Over the years we have had the support of many friends and family. My best friend from college also a Pi Phi (Marylou Hill Ferry) has been with us along our journey.  Many of my sorority sisters live in different states but I continue to keep in touch and keep them informed of Taylor’s health.
Over the years our path has been made by Taylor, she shows us the way and we meet people because of her. She has been our teacher and it’s amazing the things you can learn from a child who can not walk or speak.
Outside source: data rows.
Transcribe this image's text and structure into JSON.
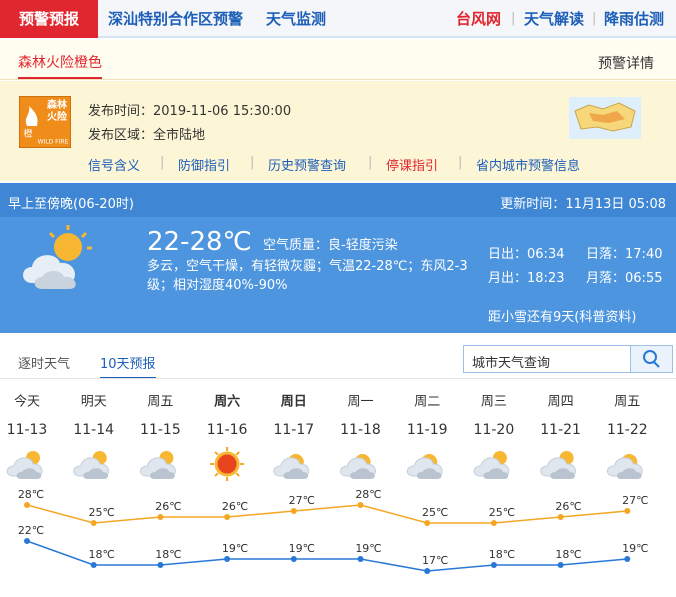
{
  "nav": {
    "tabs": [
      "预警预报",
      "深汕特别合作区预警",
      "天气监测"
    ],
    "links": [
      "台风网",
      "天气解读",
      "降雨估测"
    ]
  },
  "warning": {
    "title": "森林火险橙色",
    "detail_link": "预警详情",
    "icon_text": [
      "森林",
      "火险",
      "橙",
      "WILD FIRE"
    ],
    "publish_time_label": "发布时间：",
    "publish_time": "2019-11-06 15:30:00",
    "area_label": "发布区域：",
    "area": "全市陆地",
    "links": [
      "信号含义",
      "防御指引",
      "历史预警查询",
      "停课指引",
      "省内城市预警信息"
    ]
  },
  "today": {
    "period": "早上至傍晚(06-20时)",
    "update_label": "更新时间：",
    "update_time": "11月13日 05:08",
    "temperature": "22-28℃",
    "air_quality_label": "空气质量：",
    "air_quality": "良-轻度污染",
    "description": "多云，空气干燥，有轻微灰霾；气温22-28℃；东风2-3级；相对湿度40%-90%",
    "sunrise_label": "日出：",
    "sunrise": "06:34",
    "sunset_label": "日落：",
    "sunset": "17:40",
    "moonrise_label": "月出：",
    "moonrise": "18:23",
    "moonset_label": "月落：",
    "moonset": "06:55",
    "solar_term": "距小雪还有9天(科普资料)"
  },
  "forecast": {
    "tabs": [
      "逐时天气",
      "10天预报"
    ],
    "search_placeholder": "城市天气查询",
    "days": [
      "今天",
      "明天",
      "周五",
      "周六",
      "周日",
      "周一",
      "周二",
      "周三",
      "周四",
      "周五"
    ],
    "dates": [
      "11-13",
      "11-14",
      "11-15",
      "11-16",
      "11-17",
      "11-18",
      "11-19",
      "11-20",
      "11-21",
      "11-22"
    ],
    "high": {
      "color": "#f5a623",
      "values": [
        28,
        25,
        26,
        26,
        27,
        28,
        25,
        25,
        26,
        27
      ],
      "value_labels": [
        "28℃",
        "25℃",
        "26℃",
        "26℃",
        "27℃",
        "28℃",
        "25℃",
        "25℃",
        "26℃",
        "27℃"
      ]
    },
    "low": {
      "color": "#2a78d6",
      "values": [
        22,
        18,
        18,
        19,
        19,
        19,
        17,
        18,
        18,
        19
      ],
      "value_labels": [
        "22℃",
        "18℃",
        "18℃",
        "19℃",
        "19℃",
        "19℃",
        "17℃",
        "18℃",
        "18℃",
        "19℃"
      ]
    }
  }
}
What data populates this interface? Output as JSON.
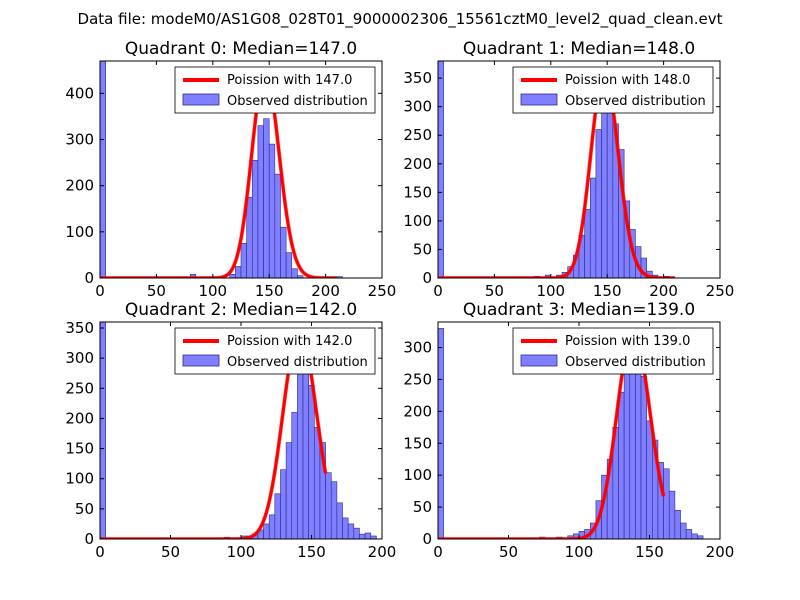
{
  "figure_title": "Data file: modeM0/AS1G08_028T01_9000002306_15561cztM0_level2_quad_clean.evt",
  "colors": {
    "bar_fill": "#7f7fff",
    "bar_stroke": "#2b2b8f",
    "curve": "#ff0000",
    "axis": "#000000"
  },
  "chart_data": [
    {
      "type": "bar",
      "title": "Quadrant 0: Median=147.0",
      "xlim": [
        0,
        250
      ],
      "ylim": [
        0,
        470
      ],
      "xticks": [
        "0",
        "50",
        "100",
        "150",
        "200",
        "250"
      ],
      "xtick_values": [
        0,
        50,
        100,
        150,
        200,
        250
      ],
      "yticks": [
        "0",
        "100",
        "200",
        "300",
        "400"
      ],
      "ytick_values": [
        0,
        100,
        200,
        300,
        400
      ],
      "legend": [
        "Poission with 147.0",
        "Observed distribution"
      ],
      "hist_bin_width": 5,
      "hist": [
        [
          0,
          470
        ],
        [
          80,
          8
        ],
        [
          115,
          8
        ],
        [
          120,
          25
        ],
        [
          125,
          75
        ],
        [
          130,
          175
        ],
        [
          135,
          255
        ],
        [
          140,
          330
        ],
        [
          145,
          345
        ],
        [
          150,
          290
        ],
        [
          155,
          225
        ],
        [
          160,
          110
        ],
        [
          165,
          55
        ],
        [
          170,
          20
        ],
        [
          175,
          5
        ],
        [
          210,
          3
        ]
      ],
      "poisson_mean": 147.0,
      "poisson_peak": 445
    },
    {
      "type": "bar",
      "title": "Quadrant 1: Median=148.0",
      "xlim": [
        0,
        250
      ],
      "ylim": [
        0,
        380
      ],
      "xticks": [
        "0",
        "50",
        "100",
        "150",
        "200",
        "250"
      ],
      "xtick_values": [
        0,
        50,
        100,
        150,
        200,
        250
      ],
      "yticks": [
        "0",
        "50",
        "100",
        "150",
        "200",
        "250",
        "300",
        "350"
      ],
      "ytick_values": [
        0,
        50,
        100,
        150,
        200,
        250,
        300,
        350
      ],
      "legend": [
        "Poission with 148.0",
        "Observed distribution"
      ],
      "hist_bin_width": 5,
      "hist": [
        [
          0,
          380
        ],
        [
          85,
          3
        ],
        [
          95,
          5
        ],
        [
          105,
          5
        ],
        [
          110,
          10
        ],
        [
          115,
          20
        ],
        [
          120,
          40
        ],
        [
          125,
          75
        ],
        [
          130,
          120
        ],
        [
          135,
          175
        ],
        [
          140,
          260
        ],
        [
          145,
          310
        ],
        [
          150,
          320
        ],
        [
          155,
          270
        ],
        [
          160,
          225
        ],
        [
          165,
          135
        ],
        [
          170,
          85
        ],
        [
          175,
          55
        ],
        [
          180,
          35
        ],
        [
          185,
          12
        ],
        [
          190,
          5
        ],
        [
          200,
          3
        ]
      ],
      "poisson_mean": 148.0,
      "poisson_peak": 360
    },
    {
      "type": "bar",
      "title": "Quadrant 2: Median=142.0",
      "xlim": [
        0,
        200
      ],
      "ylim": [
        0,
        360
      ],
      "xticks": [
        "0",
        "50",
        "100",
        "150",
        "200"
      ],
      "xtick_values": [
        0,
        50,
        100,
        150,
        200
      ],
      "yticks": [
        "0",
        "50",
        "100",
        "150",
        "200",
        "250",
        "300",
        "350"
      ],
      "ytick_values": [
        0,
        50,
        100,
        150,
        200,
        250,
        300,
        350
      ],
      "legend": [
        "Poission with 142.0",
        "Observed distribution"
      ],
      "hist_bin_width": 4,
      "hist": [
        [
          0,
          360
        ],
        [
          88,
          3
        ],
        [
          100,
          5
        ],
        [
          104,
          5
        ],
        [
          108,
          8
        ],
        [
          112,
          15
        ],
        [
          116,
          25
        ],
        [
          120,
          40
        ],
        [
          124,
          75
        ],
        [
          128,
          115
        ],
        [
          132,
          160
        ],
        [
          136,
          210
        ],
        [
          140,
          305
        ],
        [
          144,
          290
        ],
        [
          148,
          255
        ],
        [
          152,
          185
        ],
        [
          156,
          160
        ],
        [
          160,
          110
        ],
        [
          164,
          95
        ],
        [
          168,
          60
        ],
        [
          172,
          35
        ],
        [
          176,
          25
        ],
        [
          180,
          18
        ],
        [
          184,
          8
        ],
        [
          188,
          10
        ],
        [
          192,
          5
        ]
      ],
      "poisson_mean": 142.0,
      "poisson_peak": 345
    },
    {
      "type": "bar",
      "title": "Quadrant 3: Median=139.0",
      "xlim": [
        0,
        200
      ],
      "ylim": [
        0,
        340
      ],
      "xticks": [
        "0",
        "50",
        "100",
        "150",
        "200"
      ],
      "xtick_values": [
        0,
        50,
        100,
        150,
        200
      ],
      "yticks": [
        "0",
        "50",
        "100",
        "150",
        "200",
        "250",
        "300"
      ],
      "ytick_values": [
        0,
        50,
        100,
        150,
        200,
        250,
        300
      ],
      "legend": [
        "Poission with 139.0",
        "Observed distribution"
      ],
      "hist_bin_width": 4,
      "hist": [
        [
          0,
          330
        ],
        [
          72,
          3
        ],
        [
          84,
          3
        ],
        [
          92,
          5
        ],
        [
          96,
          8
        ],
        [
          100,
          12
        ],
        [
          104,
          15
        ],
        [
          108,
          25
        ],
        [
          112,
          60
        ],
        [
          116,
          100
        ],
        [
          120,
          125
        ],
        [
          124,
          175
        ],
        [
          128,
          230
        ],
        [
          132,
          300
        ],
        [
          136,
          310
        ],
        [
          140,
          300
        ],
        [
          144,
          255
        ],
        [
          148,
          185
        ],
        [
          152,
          155
        ],
        [
          156,
          120
        ],
        [
          160,
          110
        ],
        [
          164,
          75
        ],
        [
          168,
          45
        ],
        [
          172,
          25
        ],
        [
          176,
          15
        ],
        [
          180,
          8
        ],
        [
          184,
          5
        ]
      ],
      "poisson_mean": 139.0,
      "poisson_peak": 325
    }
  ]
}
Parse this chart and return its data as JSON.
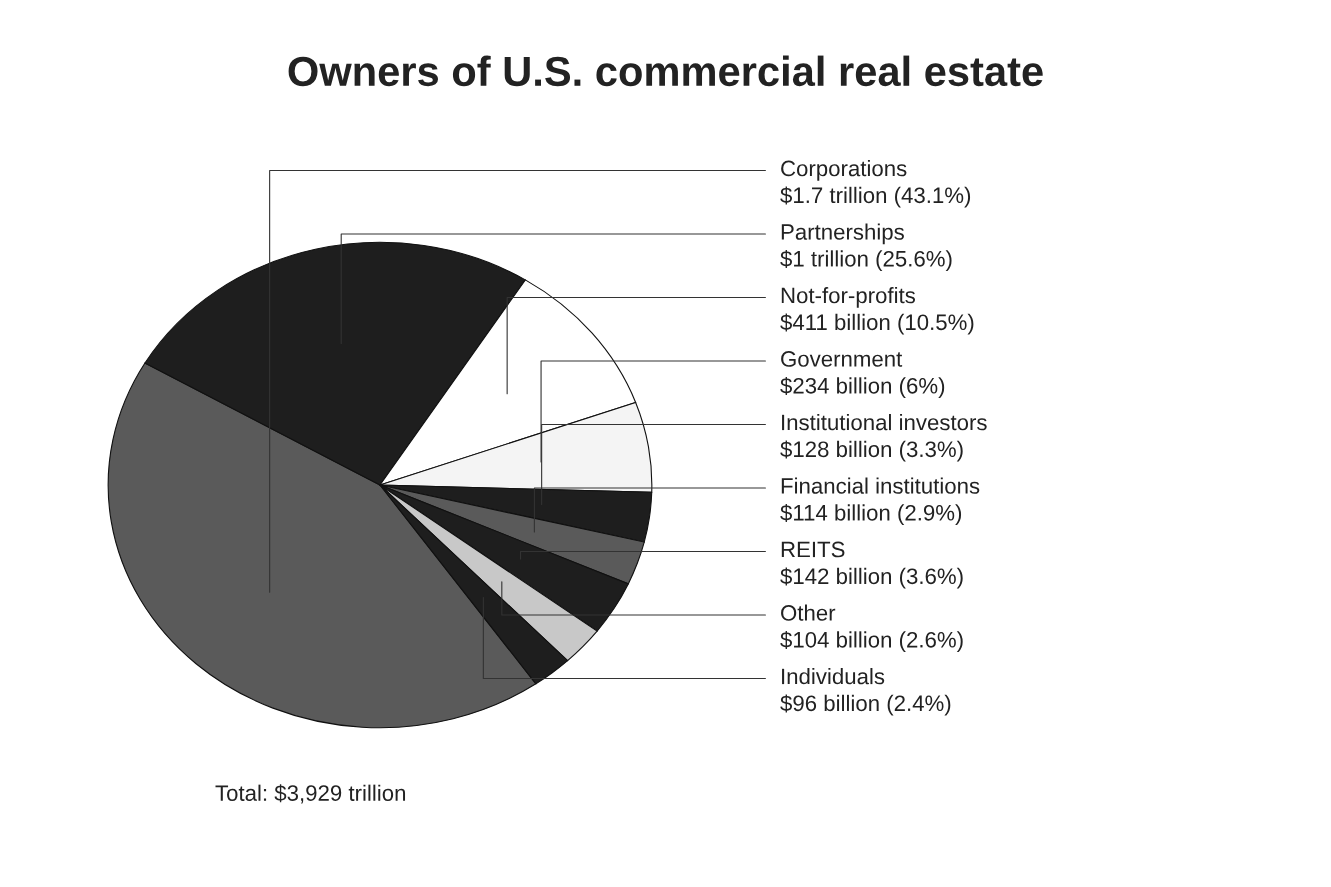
{
  "chart_data": {
    "type": "pie",
    "title": "Owners of U.S. commercial real estate",
    "categories": [
      "Corporations",
      "Partnerships",
      "Not-for-profits",
      "Government",
      "Institutional investors",
      "Financial institutions",
      "REITS",
      "Other",
      "Individuals"
    ],
    "values": [
      43.1,
      25.6,
      10.5,
      6,
      3.3,
      2.9,
      3.6,
      2.6,
      2.4
    ],
    "colors": [
      "#5a5a5a",
      "#1e1e1e",
      "#ffffff",
      "#f4f4f4",
      "#1e1e1e",
      "#5a5a5a",
      "#1e1e1e",
      "#c8c8c8",
      "#1e1e1e"
    ],
    "value_labels": [
      "$1.7 trillion (43.1%)",
      "$1 trillion (25.6%)",
      "$411 billion (10.5%)",
      "$234 billion (6%)",
      "$128 billion (3.3%)",
      "$114 billion (2.9%)",
      "$142 billion (3.6%)",
      "$104 billion (2.6%)",
      "$96 billion (2.4%)"
    ],
    "annotations": [
      "Total: $3,929 trillion"
    ]
  }
}
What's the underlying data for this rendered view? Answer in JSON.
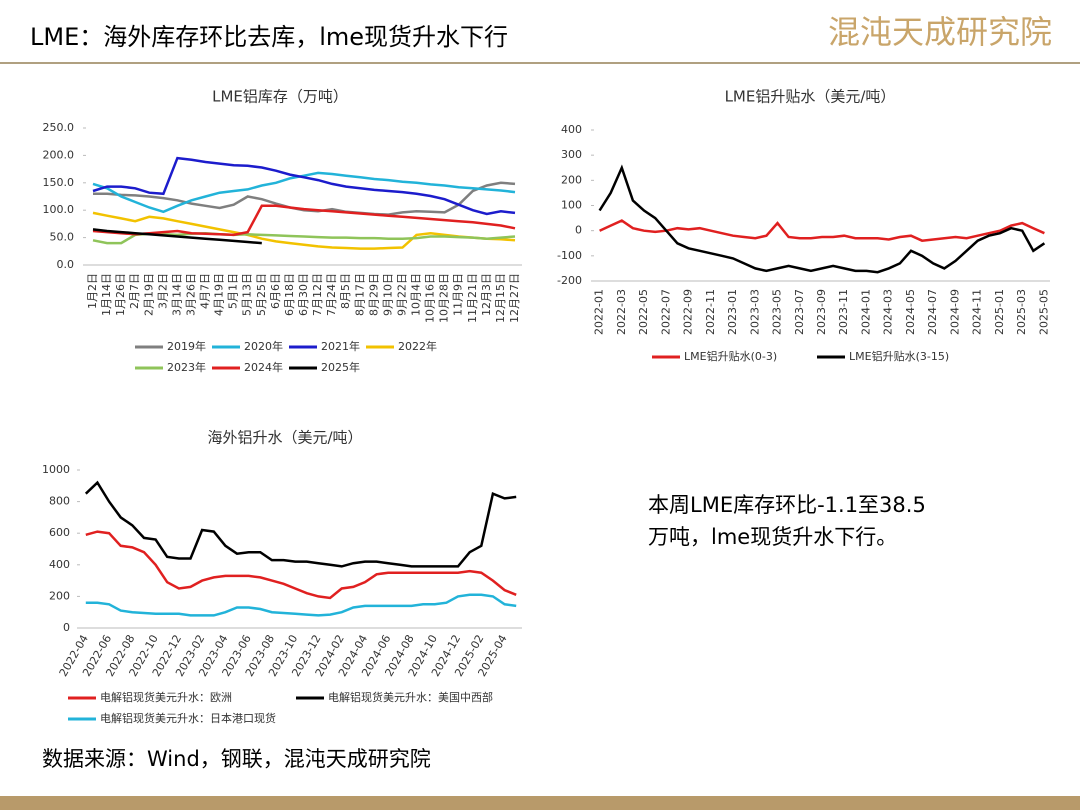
{
  "header": {
    "title": "LME：海外库存环比去库，lme现货升水下行",
    "logo": "混沌天成研究院"
  },
  "chart_data": [
    {
      "type": "line",
      "title": "LME铝库存（万吨）",
      "grid": false,
      "categories": [
        "1月2日",
        "1月14日",
        "1月26日",
        "2月7日",
        "2月19日",
        "3月2日",
        "3月14日",
        "3月26日",
        "4月7日",
        "4月19日",
        "5月1日",
        "5月13日",
        "5月25日",
        "6月6日",
        "6月18日",
        "6月30日",
        "7月12日",
        "7月24日",
        "8月5日",
        "8月17日",
        "8月29日",
        "9月10日",
        "9月22日",
        "10月4日",
        "10月16日",
        "10月28日",
        "11月9日",
        "11月21日",
        "12月3日",
        "12月15日",
        "12月27日"
      ],
      "ylim": [
        0,
        250
      ],
      "yticks": [
        {
          "value": 0,
          "label": "0.0"
        },
        {
          "value": 50,
          "label": "50.0"
        },
        {
          "value": 100,
          "label": "100.0"
        },
        {
          "value": 150,
          "label": "150.0"
        },
        {
          "value": 200,
          "label": "200.0"
        },
        {
          "value": 250,
          "label": "250.0"
        }
      ],
      "series": [
        {
          "name": "2019年",
          "color": "#7f7f7f",
          "values": [
            130,
            130,
            128,
            127,
            125,
            122,
            118,
            112,
            108,
            104,
            110,
            125,
            120,
            112,
            105,
            100,
            98,
            102,
            97,
            95,
            93,
            92,
            96,
            98,
            97,
            96,
            110,
            135,
            145,
            150,
            148
          ]
        },
        {
          "name": "2020年",
          "color": "#22b3d9",
          "values": [
            148,
            140,
            125,
            115,
            105,
            97,
            108,
            118,
            125,
            132,
            135,
            138,
            145,
            150,
            158,
            163,
            168,
            166,
            163,
            160,
            157,
            155,
            152,
            150,
            147,
            145,
            142,
            140,
            138,
            136,
            133
          ]
        },
        {
          "name": "2021年",
          "color": "#1c1ccc",
          "values": [
            135,
            143,
            143,
            140,
            132,
            130,
            195,
            192,
            188,
            185,
            182,
            181,
            178,
            172,
            165,
            160,
            155,
            148,
            143,
            140,
            137,
            135,
            133,
            130,
            126,
            120,
            110,
            100,
            93,
            98,
            95
          ]
        },
        {
          "name": "2022年",
          "color": "#f2c200",
          "values": [
            95,
            90,
            85,
            80,
            88,
            85,
            80,
            75,
            70,
            65,
            60,
            55,
            48,
            43,
            40,
            37,
            34,
            32,
            31,
            30,
            30,
            31,
            32,
            55,
            58,
            55,
            52,
            50,
            48,
            47,
            45
          ]
        },
        {
          "name": "2023年",
          "color": "#8fc45a",
          "values": [
            45,
            40,
            40,
            55,
            57,
            56,
            55,
            57,
            58,
            56,
            55,
            56,
            55,
            54,
            53,
            52,
            51,
            50,
            50,
            49,
            49,
            48,
            48,
            49,
            52,
            52,
            51,
            50,
            48,
            50,
            52
          ]
        },
        {
          "name": "2024年",
          "color": "#e02020",
          "values": [
            62,
            60,
            58,
            56,
            58,
            60,
            62,
            58,
            57,
            56,
            55,
            60,
            108,
            108,
            105,
            102,
            100,
            98,
            96,
            94,
            92,
            90,
            88,
            86,
            84,
            82,
            80,
            78,
            75,
            72,
            67
          ]
        },
        {
          "name": "2025年",
          "color": "#000000",
          "values": [
            65,
            62,
            60,
            58,
            56,
            54,
            52,
            50,
            48,
            46,
            44,
            42,
            40,
            null,
            null,
            null,
            null,
            null,
            null,
            null,
            null,
            null,
            null,
            null,
            null,
            null,
            null,
            null,
            null,
            null,
            null
          ]
        }
      ]
    },
    {
      "type": "line",
      "title": "LME铝升贴水（美元/吨）",
      "grid": false,
      "categories": [
        "2022-01",
        null,
        "2022-03",
        null,
        "2022-05",
        null,
        "2022-07",
        null,
        "2022-09",
        null,
        "2022-11",
        null,
        "2023-01",
        null,
        "2023-03",
        null,
        "2023-05",
        null,
        "2023-07",
        null,
        "2023-09",
        null,
        "2023-11",
        null,
        "2024-01",
        null,
        "2024-03",
        null,
        "2024-05",
        null,
        "2024-07",
        null,
        "2024-09",
        null,
        "2024-11",
        null,
        "2025-01",
        null,
        "2025-03",
        null,
        "2025-05"
      ],
      "ylim": [
        -200,
        400
      ],
      "yticks": [
        -200,
        -100,
        0,
        100,
        200,
        300,
        400
      ],
      "series": [
        {
          "name": "LME铝升贴水(0-3)",
          "color": "#e02020",
          "values": [
            0,
            20,
            40,
            10,
            0,
            -5,
            0,
            10,
            5,
            10,
            0,
            -10,
            -20,
            -25,
            -30,
            -20,
            30,
            -25,
            -30,
            -30,
            -25,
            -25,
            -20,
            -30,
            -30,
            -30,
            -35,
            -25,
            -20,
            -40,
            -35,
            -30,
            -25,
            -30,
            -20,
            -10,
            0,
            20,
            30,
            10,
            -10
          ]
        },
        {
          "name": "LME铝升贴水(3-15)",
          "color": "#000000",
          "values": [
            80,
            150,
            250,
            120,
            80,
            50,
            0,
            -50,
            -70,
            -80,
            -90,
            -100,
            -110,
            -130,
            -150,
            -160,
            -150,
            -140,
            -150,
            -160,
            -150,
            -140,
            -150,
            -160,
            -160,
            -165,
            -150,
            -130,
            -80,
            -100,
            -130,
            -150,
            -120,
            -80,
            -40,
            -20,
            -10,
            10,
            0,
            -80,
            -50
          ]
        }
      ]
    },
    {
      "type": "line",
      "title": "海外铝升水（美元/吨）",
      "grid": false,
      "categories": [
        "2022-04",
        null,
        "2022-06",
        null,
        "2022-08",
        null,
        "2022-10",
        null,
        "2022-12",
        null,
        "2023-02",
        null,
        "2023-04",
        null,
        "2023-06",
        null,
        "2023-08",
        null,
        "2023-10",
        null,
        "2023-12",
        null,
        "2024-02",
        null,
        "2024-04",
        null,
        "2024-06",
        null,
        "2024-08",
        null,
        "2024-10",
        null,
        "2024-12",
        null,
        "2025-02",
        null,
        "2025-04",
        null
      ],
      "ylim": [
        0,
        1000
      ],
      "yticks": [
        0,
        200,
        400,
        600,
        800,
        1000
      ],
      "series": [
        {
          "name": "电解铝现货美元升水：欧洲",
          "color": "#e02020",
          "values": [
            590,
            610,
            600,
            520,
            510,
            480,
            400,
            290,
            250,
            260,
            300,
            320,
            330,
            330,
            330,
            320,
            300,
            280,
            250,
            220,
            200,
            190,
            250,
            260,
            290,
            340,
            350,
            350,
            350,
            350,
            350,
            350,
            350,
            360,
            350,
            300,
            240,
            210
          ]
        },
        {
          "name": "电解铝现货美元升水：美国中西部",
          "color": "#000000",
          "values": [
            850,
            920,
            800,
            700,
            650,
            570,
            560,
            450,
            440,
            440,
            620,
            610,
            520,
            470,
            480,
            480,
            430,
            430,
            420,
            420,
            410,
            400,
            390,
            410,
            420,
            420,
            410,
            400,
            390,
            390,
            390,
            390,
            390,
            480,
            520,
            850,
            820,
            830
          ]
        },
        {
          "name": "电解铝现货美元升水：日本港口现货",
          "color": "#22b3d9",
          "values": [
            160,
            160,
            150,
            110,
            100,
            95,
            90,
            90,
            90,
            80,
            80,
            80,
            100,
            130,
            130,
            120,
            100,
            95,
            90,
            85,
            80,
            85,
            100,
            130,
            140,
            140,
            140,
            140,
            140,
            150,
            150,
            160,
            200,
            210,
            210,
            200,
            150,
            140
          ]
        }
      ]
    }
  ],
  "commentary": "本周LME库存环比-1.1至38.5万吨，lme现货升水下行。",
  "source": "数据来源：Wind，钢联，混沌天成研究院"
}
But if you are ever so lucky to meet her or any child with special needs you will soon find out what I mean.
 We moved our family to California, although our business remains in Washington, for Taylor’s health and found that the best thing for her was dry air and sunshine (and it wasn’t too bad for the rest of the family either).
We learned that there are many families in similar or worse circumstances all over the country.  And there are many people and organizations that do wonderful things for this population.
I learned that I can administer shots, medicines, tube feedings and all the other techniques for taking care of Taylor that were completely foreign to me when she was born.
Taylor has taught us tremendous perspective.  So much that we found that my husband had a hidden talent, author!  He’s written a book called “Gaining Perspective, Lessons I’m learning from Taylor” (available on Amazon http://tinyurl.com/73lkk4f and for Kindle http://tinyurl.com/7bxv2jkand via his website www.taylorsperspective.com)
And we learned most of all, to trust our instincts when it comes to raising a daughter with special needs.  There is no handbook and each parent must forge their own path.  And to every parent that is given one of these very special people, you DO have the strength and the knowledge to do what’s right.  People often say we’re amazing for what we do with Taylor.  We do simply what needs to be done, and if faced with a similar situation, you could too.